The researcher hypothesized a significant cohesion between Boeing 727-300 Jets age, and maintenance cost for both the engine and airframe cost. Therefore, the researcher developed two hypotheses as shown below.

Hypothesis 1

• Ho: There is a correlation between average fleet age was correlated to direct airframe maintenance costs
• H1: there is no correlation between average fleet age was correlated to direct airframe maintenance costs

Hypothesis 2

• HO: There is a relationship between average fleet age and direct engine maintenance costs
• H1: There is no relationship between average fleet age and direct engine maintenance costs

Hypothesis 3

• Ho: There is a significant positive correlation between aircraft age, airframe cost per Boeing 727-300 Jets ($) and engine cost per Boeing 727-300 Jets ($).
• H1: There is no relationship between aircraft age, airframe cost per Boeing 727-300 Jets ($) and engine cost per Boeing 727-300 Jets ($).

Data Analysis

The researcher conducted a regression and correlation analysis as well as graphed a scatter plot on the relationship between the Boeing 727-300 Jets age, cost of maintaining Boeing 727-300 Jets engine and the cost of maintaining the Boeing 727-300 Jets frame.

Research Finding

Hypothesis 1

Multiple regression analysis was used to test if there is a relationship between average fleet age was correlated to direct airframe maintenance costs (figure 1).
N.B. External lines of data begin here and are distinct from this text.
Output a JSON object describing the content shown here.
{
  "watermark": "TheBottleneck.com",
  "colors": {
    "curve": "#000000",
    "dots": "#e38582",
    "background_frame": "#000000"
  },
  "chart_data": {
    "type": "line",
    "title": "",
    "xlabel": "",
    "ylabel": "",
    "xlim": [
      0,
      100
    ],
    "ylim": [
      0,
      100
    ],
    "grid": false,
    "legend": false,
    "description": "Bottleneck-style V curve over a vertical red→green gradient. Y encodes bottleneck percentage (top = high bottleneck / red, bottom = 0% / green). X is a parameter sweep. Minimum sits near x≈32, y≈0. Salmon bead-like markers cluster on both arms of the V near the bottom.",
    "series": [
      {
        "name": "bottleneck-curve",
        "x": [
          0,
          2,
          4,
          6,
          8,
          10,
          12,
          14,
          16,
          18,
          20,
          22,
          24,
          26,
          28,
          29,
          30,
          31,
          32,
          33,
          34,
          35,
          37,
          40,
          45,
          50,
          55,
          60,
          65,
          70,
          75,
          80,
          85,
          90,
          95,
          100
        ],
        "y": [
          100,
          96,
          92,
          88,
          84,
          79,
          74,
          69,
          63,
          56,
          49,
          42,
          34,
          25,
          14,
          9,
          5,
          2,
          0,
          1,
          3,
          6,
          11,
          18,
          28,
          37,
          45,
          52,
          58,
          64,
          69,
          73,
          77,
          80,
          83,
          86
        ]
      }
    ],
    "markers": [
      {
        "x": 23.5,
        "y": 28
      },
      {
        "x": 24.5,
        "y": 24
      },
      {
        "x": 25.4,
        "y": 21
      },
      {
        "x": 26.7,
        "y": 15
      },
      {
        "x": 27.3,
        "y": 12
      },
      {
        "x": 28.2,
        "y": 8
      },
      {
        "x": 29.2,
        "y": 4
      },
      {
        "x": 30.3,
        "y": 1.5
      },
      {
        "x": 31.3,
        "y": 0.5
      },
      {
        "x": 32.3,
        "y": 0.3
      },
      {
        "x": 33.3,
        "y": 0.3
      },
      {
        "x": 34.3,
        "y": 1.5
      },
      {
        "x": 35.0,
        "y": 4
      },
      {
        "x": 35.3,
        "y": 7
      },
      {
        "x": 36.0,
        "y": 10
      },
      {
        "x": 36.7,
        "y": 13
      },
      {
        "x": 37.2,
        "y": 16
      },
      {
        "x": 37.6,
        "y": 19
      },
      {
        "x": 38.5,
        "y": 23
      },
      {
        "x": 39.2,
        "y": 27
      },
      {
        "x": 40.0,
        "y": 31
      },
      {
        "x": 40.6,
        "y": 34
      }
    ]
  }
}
The results of the regression indicated the two predictors explained 72.4% of the variance (R2 =.724, F (1,10) =26.176, p < 0.00). this means that there is a significant positive correlation between the average fleet age and direct airframe maintenance costs. Therefore, the age of the Boeing 727-300 Jets could be used to determine the direct airframe maintenance costs. The older the Boeing 727-300 Jets, the higher the cost of airframe maintenance cost. The same is also explained by the correlation analysis in figure 2 below: and the scatter graph equation y = 118.84x + 3602.4 in figure 3

Hypothesis 2

Multiple regression analysis was used to test if the average age (hours) predicted the engine cost per Boeing 727-300 Jets ($). The results of the regression indicated the two predictors explained 56.5% of the variance (R2=.565, F (1,10) =12.994, p<.005). It was found that age significantly predicted the engine cost per Boeing 727-300 Jets ($) (v = .56, p<.005). the equation of the relationship between the average age (hours) and the engine cost per Boeing 727-300 Jets ($) is as shown in figure 4 of the scatter graph. The regressing analysis output is as shown in figure 5.

Hypothesis 3

To determine if there is a significant positive correlation between Boeing 727-300 Jets age, airframe cost per Boeing 727-300 Jets ($) and engine cost per Boeing 727-300 Jets ($), the researcher conducted a multiple linear regression analysis. The researcher found out that there was a significant positive correlation between the three variables Boeing 727-300 Jets age, airframe cost per Boeing 727-300 Jets ($) and engine cost per Boeing 727-300 Jets ($) (R2=0.724, F (2, 9) = 11.78, p < .003). ;The individual predictors were examined further and indicated that airframe cost per Boeing 727-300 Jets ($) (t = -2.03, p = .072) and engine cost per Boeing 727-300 Jets ($) (t = 2.271, p = .049) were significant predictors in the model as shown in figure 7.

Conclusion

Based on the regression and correlation analysis results, we can accept the null hypothesis in hypothesis 1 and hypothesis 2. We accept the null hypothesis in hypothesis 1 that there is a significant positive correlation between the average fleet age and direct airframe maintenance costs. Never the less, the relationship between the average fleet age and direct engine maintenance costs is positive but not statistically significant. We also reject the alternative hypothesis in both the first and second hypothesis tests in both cases, there is a positive relationship. The regression equation or model below can be used to determine the aircraft costs for maintenances using aircraft age: y = 3594.824 +118.559*Airframe Cost Per Aircraft ($) +0.54*Engine Cost Per Aircraft ($).